I chase the noise into the hallway, making sure my parents’ backs are turned away from my startled face. I lift my hands over my mouth, silencing sobs that threaten to give away my position. In her hands, my mom holds a hammer, driving it forcefully through the framed family portraits lining the wall. Glass shards shatter into our formerly smiling faces. I move my hands to cover my ears, the noise too much for me to take.

I sprint back to my bedroom, the thick carpet muffling my pounding feet. Then I close the door, sneak under the sheets, and try my hardest to fall asleep.

***

The latest storm ended an hour ago. What remains of the rubber band lies uselessly on the ground, so I’m wide awake listening to the unwelcome clanging coming through my windowsill. My eyes flit to my husband, resting peacefully, completely unaware of the chaos raging within me. I refuse to wake him up, knowing one of us has to sleep. And so I wait, alone in the darkness, my mind a poor companion.

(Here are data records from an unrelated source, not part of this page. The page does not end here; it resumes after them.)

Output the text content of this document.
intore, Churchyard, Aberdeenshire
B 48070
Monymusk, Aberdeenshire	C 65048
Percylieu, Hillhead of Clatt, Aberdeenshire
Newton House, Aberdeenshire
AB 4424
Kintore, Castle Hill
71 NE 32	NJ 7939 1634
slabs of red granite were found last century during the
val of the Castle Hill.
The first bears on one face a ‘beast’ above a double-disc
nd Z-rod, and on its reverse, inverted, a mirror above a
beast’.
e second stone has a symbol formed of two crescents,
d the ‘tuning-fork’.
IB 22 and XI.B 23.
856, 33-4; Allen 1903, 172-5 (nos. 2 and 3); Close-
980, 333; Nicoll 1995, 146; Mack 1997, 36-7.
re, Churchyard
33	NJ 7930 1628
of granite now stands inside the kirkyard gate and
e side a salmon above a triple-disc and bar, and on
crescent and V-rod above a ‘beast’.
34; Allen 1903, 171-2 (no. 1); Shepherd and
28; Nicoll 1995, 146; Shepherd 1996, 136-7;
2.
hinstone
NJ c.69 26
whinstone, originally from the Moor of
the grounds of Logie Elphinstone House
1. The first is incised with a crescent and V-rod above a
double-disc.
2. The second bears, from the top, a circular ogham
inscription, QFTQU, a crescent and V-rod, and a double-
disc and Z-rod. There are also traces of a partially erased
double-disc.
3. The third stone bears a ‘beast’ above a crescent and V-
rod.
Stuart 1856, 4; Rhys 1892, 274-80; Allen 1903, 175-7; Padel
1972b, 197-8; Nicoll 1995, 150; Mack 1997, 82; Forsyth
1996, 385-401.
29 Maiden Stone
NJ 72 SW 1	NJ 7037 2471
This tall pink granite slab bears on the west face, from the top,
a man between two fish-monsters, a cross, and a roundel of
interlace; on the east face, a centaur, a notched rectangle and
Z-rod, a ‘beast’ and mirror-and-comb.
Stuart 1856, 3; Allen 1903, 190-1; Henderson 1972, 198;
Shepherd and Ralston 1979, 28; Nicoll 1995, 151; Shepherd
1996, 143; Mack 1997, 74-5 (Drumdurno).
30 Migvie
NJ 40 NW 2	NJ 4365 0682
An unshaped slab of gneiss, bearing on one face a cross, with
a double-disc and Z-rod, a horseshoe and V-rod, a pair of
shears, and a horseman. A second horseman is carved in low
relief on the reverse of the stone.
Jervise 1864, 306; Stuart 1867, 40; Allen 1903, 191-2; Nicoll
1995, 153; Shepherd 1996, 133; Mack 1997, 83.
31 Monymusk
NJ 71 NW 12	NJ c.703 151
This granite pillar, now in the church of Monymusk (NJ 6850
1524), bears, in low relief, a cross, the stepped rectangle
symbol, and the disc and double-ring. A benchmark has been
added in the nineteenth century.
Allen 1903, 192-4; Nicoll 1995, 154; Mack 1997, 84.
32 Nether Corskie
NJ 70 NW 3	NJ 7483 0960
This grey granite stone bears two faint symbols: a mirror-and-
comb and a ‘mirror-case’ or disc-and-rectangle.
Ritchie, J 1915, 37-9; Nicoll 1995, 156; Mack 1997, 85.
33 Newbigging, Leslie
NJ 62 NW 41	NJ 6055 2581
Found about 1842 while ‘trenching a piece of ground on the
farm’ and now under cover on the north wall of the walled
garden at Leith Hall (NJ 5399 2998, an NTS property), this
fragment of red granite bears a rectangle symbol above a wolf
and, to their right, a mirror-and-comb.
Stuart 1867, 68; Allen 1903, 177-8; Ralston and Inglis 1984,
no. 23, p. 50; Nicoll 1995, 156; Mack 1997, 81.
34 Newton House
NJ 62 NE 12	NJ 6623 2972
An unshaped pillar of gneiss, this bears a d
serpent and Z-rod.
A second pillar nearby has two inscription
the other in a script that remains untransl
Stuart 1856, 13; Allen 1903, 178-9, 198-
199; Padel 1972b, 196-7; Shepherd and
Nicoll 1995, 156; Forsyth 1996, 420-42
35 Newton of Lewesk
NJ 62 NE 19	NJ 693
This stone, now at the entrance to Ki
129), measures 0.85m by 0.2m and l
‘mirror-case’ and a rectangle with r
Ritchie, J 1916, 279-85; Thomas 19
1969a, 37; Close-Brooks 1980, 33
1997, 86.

Clang. The wind chimes collide, and adrenaline courses through my veins. Clang. Tiny beads of sweat begin to pool along my hair. Clang. The beat of my heart pounds within my chest. Clang. My breathing hitches beneath my breast. Clang. The whoosh of my pulse swirls wildly around my ears. Clang. My tired body floods with faults, worries, and fears.

Clang. The wind chimes clamor, and my mind seizes upon every sound. Clang. They work together to sabotage my sleep. Clang.

***

“You're having panic attacks,” my counselor says after I relive my most recent episode.

“I know,” I sigh, this isn’t news to me. “I’ve had them for a while.”

She leans closer with an assessing gaze. “How long is a while?”

I shrug my shoulders and brush my hair behind my ears, “Since I was a kid, I guess.”

She clasps her hands and pushes me farther, “Close your eyes and try to remember the first time.”

I feel silly sitting in her office with my eyes closed, but I trust her enough to give it a try. I settle into the silence and use her calming voice as a guide. Gradually, I walk backwards through my mind.

I walk past my three childbirths and the needy newborn haze. Past the early years of my marriage, rife with in-law arguments and growing pains. The death of my beloved grandfather and the stress of job changes. My mound of student loan debt that I eventually paid. I push past high school drama, into middle school angst. Past my first pair of glasses with the tortoise shell frames. Until at last I’m standing in my childhood home where one lone memory flickers to the forefront. I hear the hammer shattering into the glass, as if it happened yesterday.

Tears of a ten-year-old fill my eyes. “The chimes,” I finally say. “They remind me of my mother.”

***

A few weeks after I deliver my handwritten letter, my husband calls from the kitchen, “You have to come see this.” I assume one of the kids is up to mischief, so I hurry. He gestures towards the back door, and I glance out the window to where my neighbor stands with a long pole in her hands.

“I can’t believe it,” I breathe, watching her use a small hook at the end to lift the chimes over the branch and off the tree. I throw open the door and race through the yard, “Thank you!” I shout to get her attention.

She turns, a hint of disappointment marring her face. “The storm was especially loud last night,” she says.

“Yes it was,” I agree. I hold my hands out in a gesture of goodwill. “Thank you for taking down the chimes.”

“You’re welcome,” she replies, albeit reluctantly. “Maybe we can try them again another time?”

My heart stammers, but I nod. “That sounds like a plan,” I say. It’s not what I hope for, but it’s a compromise. I wave goodbye and walk away.

My husband folds me into his arms when I step into the kitchen. “Do you think you can sleep now?” he asks, pressing a kiss onto my head. A yawn escapes my lips, a simple answer to his question.

I breathe in the quiet of my kitchen, grateful for the temporary relief. This isn’t a permanent solution, but between counseling and sound sleep, I pray it will give me time to heal from the trauma of my past. I may never love the wind chimes the way my neighbor does, but perhaps I can learn to live next to them in peace.